Georgia Tech inventors have found methods for treatment and/or prevention of nerve degeneration in mammals using AZA-peptide epoxide caspase inhibitors.They have shown that cysteine proteases can be inhibited by contacting an AZA-peptide epoxide with a cysteine protease, either in vitro or in vivo. This composition is able to treat numerous diseases related to protease activity including viral infections, stroke, neurodegenerative disease, and inflammatory disease. One or more AZA-peptide epoxides can be administered with or without other protease inhibitors or other therapeutic agents including anti-viral compounds such as anti-viral nucleosides/analogs.
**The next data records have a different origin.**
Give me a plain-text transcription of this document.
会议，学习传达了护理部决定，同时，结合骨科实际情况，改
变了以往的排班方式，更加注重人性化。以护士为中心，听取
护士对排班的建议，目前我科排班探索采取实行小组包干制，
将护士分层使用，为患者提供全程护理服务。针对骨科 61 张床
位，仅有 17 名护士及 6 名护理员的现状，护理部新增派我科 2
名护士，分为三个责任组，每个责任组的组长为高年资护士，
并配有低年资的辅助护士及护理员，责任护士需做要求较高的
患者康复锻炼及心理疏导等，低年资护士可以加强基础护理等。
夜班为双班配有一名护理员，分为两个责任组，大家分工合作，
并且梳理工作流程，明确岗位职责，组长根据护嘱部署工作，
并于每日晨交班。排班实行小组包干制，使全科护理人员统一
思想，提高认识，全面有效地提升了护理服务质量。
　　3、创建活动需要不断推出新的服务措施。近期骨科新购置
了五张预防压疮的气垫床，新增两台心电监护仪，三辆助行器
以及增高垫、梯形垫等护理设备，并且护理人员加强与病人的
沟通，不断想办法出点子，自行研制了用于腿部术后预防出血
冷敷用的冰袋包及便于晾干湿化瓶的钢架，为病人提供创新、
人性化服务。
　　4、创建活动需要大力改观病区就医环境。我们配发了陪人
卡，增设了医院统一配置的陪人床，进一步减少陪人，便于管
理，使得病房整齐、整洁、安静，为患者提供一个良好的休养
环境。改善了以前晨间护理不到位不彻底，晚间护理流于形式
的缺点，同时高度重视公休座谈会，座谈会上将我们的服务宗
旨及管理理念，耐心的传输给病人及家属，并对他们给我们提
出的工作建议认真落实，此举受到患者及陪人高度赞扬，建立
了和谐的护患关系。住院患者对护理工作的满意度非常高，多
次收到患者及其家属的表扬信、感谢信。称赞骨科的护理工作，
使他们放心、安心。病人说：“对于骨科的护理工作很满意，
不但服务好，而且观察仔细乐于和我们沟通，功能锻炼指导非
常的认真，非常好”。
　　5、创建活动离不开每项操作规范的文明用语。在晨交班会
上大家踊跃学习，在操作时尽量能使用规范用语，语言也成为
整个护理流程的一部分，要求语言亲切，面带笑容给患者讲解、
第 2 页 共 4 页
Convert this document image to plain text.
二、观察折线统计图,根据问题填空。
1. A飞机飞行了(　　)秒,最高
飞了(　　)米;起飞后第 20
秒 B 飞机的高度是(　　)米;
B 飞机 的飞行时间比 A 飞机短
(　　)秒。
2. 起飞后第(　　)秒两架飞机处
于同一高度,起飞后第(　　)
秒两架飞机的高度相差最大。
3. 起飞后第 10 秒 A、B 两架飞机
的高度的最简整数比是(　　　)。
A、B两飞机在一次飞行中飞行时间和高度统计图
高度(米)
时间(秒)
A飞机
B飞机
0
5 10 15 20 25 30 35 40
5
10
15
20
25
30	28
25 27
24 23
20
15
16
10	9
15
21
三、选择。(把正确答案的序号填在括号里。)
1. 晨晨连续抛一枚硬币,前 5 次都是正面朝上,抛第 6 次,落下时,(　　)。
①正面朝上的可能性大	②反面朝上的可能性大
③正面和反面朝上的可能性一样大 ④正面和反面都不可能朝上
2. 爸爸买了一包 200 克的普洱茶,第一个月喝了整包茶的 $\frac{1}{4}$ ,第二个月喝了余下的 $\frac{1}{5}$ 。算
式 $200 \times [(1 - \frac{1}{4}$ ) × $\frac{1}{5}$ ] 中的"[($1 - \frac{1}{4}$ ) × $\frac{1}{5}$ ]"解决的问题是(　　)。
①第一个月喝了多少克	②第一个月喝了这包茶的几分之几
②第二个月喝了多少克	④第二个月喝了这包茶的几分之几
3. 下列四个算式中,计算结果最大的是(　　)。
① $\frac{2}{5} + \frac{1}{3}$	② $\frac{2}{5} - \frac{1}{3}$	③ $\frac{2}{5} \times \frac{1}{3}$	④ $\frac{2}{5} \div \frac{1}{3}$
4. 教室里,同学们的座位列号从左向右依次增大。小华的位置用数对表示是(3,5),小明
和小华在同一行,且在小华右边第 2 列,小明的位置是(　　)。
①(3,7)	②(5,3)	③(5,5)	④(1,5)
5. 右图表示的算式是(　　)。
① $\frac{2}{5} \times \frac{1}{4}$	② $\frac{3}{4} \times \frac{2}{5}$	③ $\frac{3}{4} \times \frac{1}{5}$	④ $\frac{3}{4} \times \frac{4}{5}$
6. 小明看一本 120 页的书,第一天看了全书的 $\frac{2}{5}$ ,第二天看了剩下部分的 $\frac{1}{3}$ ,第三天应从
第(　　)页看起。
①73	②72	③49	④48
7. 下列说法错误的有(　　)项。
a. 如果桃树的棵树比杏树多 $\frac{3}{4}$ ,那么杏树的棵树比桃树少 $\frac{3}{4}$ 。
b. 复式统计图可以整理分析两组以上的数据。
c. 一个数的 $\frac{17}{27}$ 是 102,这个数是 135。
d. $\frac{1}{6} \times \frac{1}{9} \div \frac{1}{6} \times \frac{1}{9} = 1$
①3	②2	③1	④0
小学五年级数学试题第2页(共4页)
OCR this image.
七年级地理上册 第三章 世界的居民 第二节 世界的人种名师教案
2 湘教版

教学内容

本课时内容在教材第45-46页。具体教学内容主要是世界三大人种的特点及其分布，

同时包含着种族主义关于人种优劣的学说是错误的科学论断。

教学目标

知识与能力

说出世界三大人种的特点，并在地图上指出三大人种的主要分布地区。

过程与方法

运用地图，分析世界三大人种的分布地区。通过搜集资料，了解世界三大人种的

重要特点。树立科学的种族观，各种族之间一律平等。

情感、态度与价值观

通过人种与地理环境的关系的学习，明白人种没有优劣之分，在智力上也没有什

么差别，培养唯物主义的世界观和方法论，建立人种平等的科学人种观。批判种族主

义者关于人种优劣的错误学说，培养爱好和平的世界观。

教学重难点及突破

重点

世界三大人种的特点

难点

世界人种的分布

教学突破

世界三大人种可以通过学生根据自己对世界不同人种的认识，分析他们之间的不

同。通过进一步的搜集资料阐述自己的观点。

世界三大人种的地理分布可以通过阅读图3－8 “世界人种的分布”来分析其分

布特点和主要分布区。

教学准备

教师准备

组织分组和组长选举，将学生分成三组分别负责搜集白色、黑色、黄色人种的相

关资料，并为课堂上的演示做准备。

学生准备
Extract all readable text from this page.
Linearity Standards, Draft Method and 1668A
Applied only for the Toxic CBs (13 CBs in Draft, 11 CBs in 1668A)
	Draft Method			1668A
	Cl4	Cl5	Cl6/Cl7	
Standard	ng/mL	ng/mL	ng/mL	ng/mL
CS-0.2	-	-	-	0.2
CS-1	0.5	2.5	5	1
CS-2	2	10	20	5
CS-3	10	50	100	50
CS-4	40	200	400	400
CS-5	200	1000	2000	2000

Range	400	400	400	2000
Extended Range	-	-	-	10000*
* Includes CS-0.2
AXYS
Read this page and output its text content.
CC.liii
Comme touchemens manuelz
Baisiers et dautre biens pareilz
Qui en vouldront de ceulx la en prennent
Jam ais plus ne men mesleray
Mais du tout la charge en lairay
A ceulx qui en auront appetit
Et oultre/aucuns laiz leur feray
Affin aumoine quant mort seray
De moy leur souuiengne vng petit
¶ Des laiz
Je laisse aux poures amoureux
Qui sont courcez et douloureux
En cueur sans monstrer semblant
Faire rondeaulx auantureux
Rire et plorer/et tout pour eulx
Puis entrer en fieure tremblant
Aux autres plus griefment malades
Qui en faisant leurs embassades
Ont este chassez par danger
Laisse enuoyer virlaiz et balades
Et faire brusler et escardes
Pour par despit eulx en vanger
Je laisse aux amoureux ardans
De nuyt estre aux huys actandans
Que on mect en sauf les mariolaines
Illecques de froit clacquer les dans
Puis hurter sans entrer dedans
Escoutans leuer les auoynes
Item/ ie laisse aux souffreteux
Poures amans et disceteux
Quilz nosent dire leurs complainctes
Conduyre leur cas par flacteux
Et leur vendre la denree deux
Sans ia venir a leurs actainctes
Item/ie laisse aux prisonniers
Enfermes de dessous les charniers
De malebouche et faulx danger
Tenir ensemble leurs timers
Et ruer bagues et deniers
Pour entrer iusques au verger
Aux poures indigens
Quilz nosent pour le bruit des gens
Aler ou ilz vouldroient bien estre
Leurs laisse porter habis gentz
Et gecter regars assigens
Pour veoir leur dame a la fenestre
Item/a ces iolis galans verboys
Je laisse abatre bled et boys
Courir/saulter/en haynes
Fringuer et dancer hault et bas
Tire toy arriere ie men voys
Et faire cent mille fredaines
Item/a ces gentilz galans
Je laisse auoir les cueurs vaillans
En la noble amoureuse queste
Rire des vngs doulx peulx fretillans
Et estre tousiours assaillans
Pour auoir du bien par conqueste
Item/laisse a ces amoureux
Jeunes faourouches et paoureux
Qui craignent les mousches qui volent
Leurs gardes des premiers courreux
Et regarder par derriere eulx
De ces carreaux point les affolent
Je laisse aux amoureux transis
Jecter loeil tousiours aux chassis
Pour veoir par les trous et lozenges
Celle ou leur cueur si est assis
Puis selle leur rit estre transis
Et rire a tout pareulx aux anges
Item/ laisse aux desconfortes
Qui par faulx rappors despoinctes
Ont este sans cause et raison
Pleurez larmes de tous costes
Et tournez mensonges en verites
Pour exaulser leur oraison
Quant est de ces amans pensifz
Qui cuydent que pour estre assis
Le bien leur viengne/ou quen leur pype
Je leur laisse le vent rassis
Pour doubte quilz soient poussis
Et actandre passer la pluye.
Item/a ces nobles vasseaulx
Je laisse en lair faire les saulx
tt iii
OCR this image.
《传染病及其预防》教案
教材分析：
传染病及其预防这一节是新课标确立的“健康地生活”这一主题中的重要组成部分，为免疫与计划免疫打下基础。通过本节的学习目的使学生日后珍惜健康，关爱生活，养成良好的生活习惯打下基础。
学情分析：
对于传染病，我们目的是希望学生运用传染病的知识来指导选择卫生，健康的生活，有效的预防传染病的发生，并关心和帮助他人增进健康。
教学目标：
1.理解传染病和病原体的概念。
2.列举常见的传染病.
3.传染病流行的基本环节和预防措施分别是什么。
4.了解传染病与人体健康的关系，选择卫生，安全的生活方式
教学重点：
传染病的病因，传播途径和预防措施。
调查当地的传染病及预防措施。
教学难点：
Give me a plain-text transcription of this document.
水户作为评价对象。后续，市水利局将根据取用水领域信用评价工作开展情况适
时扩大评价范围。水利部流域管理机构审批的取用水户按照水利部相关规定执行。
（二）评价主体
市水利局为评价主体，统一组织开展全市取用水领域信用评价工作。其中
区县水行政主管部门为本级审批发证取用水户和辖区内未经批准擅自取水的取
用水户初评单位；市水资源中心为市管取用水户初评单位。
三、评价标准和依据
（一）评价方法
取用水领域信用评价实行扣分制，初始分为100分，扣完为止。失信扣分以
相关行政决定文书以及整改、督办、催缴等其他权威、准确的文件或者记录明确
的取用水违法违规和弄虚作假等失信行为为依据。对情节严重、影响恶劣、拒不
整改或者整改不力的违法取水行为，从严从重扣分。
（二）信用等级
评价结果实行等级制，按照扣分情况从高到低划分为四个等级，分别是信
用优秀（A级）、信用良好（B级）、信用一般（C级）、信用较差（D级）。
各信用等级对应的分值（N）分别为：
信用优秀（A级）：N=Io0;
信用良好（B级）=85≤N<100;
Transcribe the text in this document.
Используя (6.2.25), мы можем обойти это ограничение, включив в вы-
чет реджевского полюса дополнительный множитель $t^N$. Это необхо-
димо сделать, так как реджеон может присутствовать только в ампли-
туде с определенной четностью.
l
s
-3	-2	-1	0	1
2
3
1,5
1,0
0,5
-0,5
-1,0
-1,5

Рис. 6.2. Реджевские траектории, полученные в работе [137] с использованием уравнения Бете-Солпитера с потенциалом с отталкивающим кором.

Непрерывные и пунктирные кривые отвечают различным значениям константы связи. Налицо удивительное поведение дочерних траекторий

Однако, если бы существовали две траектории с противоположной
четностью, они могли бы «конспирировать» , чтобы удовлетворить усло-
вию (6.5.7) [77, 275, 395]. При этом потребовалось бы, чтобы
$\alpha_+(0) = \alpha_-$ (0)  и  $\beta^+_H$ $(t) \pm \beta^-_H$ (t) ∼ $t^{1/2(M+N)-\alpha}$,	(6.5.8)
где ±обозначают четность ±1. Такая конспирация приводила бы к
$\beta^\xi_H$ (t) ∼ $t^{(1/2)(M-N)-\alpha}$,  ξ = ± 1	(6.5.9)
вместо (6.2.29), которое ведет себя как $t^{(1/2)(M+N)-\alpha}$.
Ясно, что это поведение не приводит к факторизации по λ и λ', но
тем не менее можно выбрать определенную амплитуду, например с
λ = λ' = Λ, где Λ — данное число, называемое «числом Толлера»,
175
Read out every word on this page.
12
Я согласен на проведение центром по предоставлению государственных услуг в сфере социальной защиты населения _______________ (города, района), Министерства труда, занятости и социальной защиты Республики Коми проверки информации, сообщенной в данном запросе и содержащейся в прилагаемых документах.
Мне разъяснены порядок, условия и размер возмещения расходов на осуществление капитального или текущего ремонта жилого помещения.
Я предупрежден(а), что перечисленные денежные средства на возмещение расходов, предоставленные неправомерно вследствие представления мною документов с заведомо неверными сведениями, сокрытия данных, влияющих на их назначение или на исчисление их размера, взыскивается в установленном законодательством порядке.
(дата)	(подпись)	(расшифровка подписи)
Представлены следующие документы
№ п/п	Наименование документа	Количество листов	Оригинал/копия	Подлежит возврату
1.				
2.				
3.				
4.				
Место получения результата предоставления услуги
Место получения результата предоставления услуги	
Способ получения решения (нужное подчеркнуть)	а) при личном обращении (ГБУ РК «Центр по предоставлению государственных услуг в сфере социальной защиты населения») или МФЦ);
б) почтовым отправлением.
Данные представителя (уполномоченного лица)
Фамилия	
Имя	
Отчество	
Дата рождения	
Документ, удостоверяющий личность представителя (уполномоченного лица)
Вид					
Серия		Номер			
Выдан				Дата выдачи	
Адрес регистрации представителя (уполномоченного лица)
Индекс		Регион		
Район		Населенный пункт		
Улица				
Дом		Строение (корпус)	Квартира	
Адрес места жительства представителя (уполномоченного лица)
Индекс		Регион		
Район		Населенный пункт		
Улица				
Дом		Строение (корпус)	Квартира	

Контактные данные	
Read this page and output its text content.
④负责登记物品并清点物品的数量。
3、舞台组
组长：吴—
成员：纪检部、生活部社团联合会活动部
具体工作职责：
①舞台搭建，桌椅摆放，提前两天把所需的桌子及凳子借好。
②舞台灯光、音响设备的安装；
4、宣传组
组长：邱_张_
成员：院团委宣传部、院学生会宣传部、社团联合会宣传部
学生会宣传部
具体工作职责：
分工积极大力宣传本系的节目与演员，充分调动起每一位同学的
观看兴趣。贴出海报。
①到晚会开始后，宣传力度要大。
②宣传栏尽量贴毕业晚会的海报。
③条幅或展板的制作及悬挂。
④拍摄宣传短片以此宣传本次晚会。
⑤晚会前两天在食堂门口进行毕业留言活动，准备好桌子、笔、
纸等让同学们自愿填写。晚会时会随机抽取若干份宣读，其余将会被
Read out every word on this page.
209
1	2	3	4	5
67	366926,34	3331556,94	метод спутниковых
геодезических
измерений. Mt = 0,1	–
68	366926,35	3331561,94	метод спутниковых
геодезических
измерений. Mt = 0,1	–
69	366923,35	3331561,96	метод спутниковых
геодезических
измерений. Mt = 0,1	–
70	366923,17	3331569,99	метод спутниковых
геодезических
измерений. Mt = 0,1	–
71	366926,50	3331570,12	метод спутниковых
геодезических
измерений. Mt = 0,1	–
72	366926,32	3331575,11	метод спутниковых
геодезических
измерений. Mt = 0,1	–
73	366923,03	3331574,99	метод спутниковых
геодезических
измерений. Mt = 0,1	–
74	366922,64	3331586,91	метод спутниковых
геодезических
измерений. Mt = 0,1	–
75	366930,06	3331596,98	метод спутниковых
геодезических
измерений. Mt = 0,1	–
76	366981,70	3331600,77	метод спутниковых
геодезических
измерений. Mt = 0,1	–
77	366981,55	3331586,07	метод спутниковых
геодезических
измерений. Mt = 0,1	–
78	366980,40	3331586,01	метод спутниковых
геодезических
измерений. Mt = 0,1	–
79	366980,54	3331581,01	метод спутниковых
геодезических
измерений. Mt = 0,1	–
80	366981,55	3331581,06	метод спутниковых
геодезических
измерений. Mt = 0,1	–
- Versatile: able to treat multiple diseases
- Can be administered with or without other protease inhibitors
- Nerve degeneration/ motor neuron disorders
- Alzheimer’s disease
- Parkinson’s disease
- Multiple sclerosis
- Neuropathies
- Huntington’s disease
Proteases are enzymes that break down proteins and peptides and are classified into various subgroups. Cysteine proteases are a group of enzymes involved in numerous diseases, and cysteine protease inhibitors can be used therapeutically for treatment of diseases involving cysteine proteases. Numerous cysteine proteases of varying structures have been identified, however most are not considered suitable for therapeutic use because of lack of selectivity, cytotoxicity, poor solubility, and overly rapid plasma clearance. Recently, epoxides have been found to inhibit cysteine proteases. The first epoxide discovered for this purpose was E-64, which is a potent and specific irreversible inhibitor, however it does not inhibit all cysteine proteases. Additionally, there is a need for treatment of nerve degeneration in patients, particularly peripheral neuropathy because it is a major dose-limiting complication of common anti-cancer agent and results in a drastic reduction in quality of life.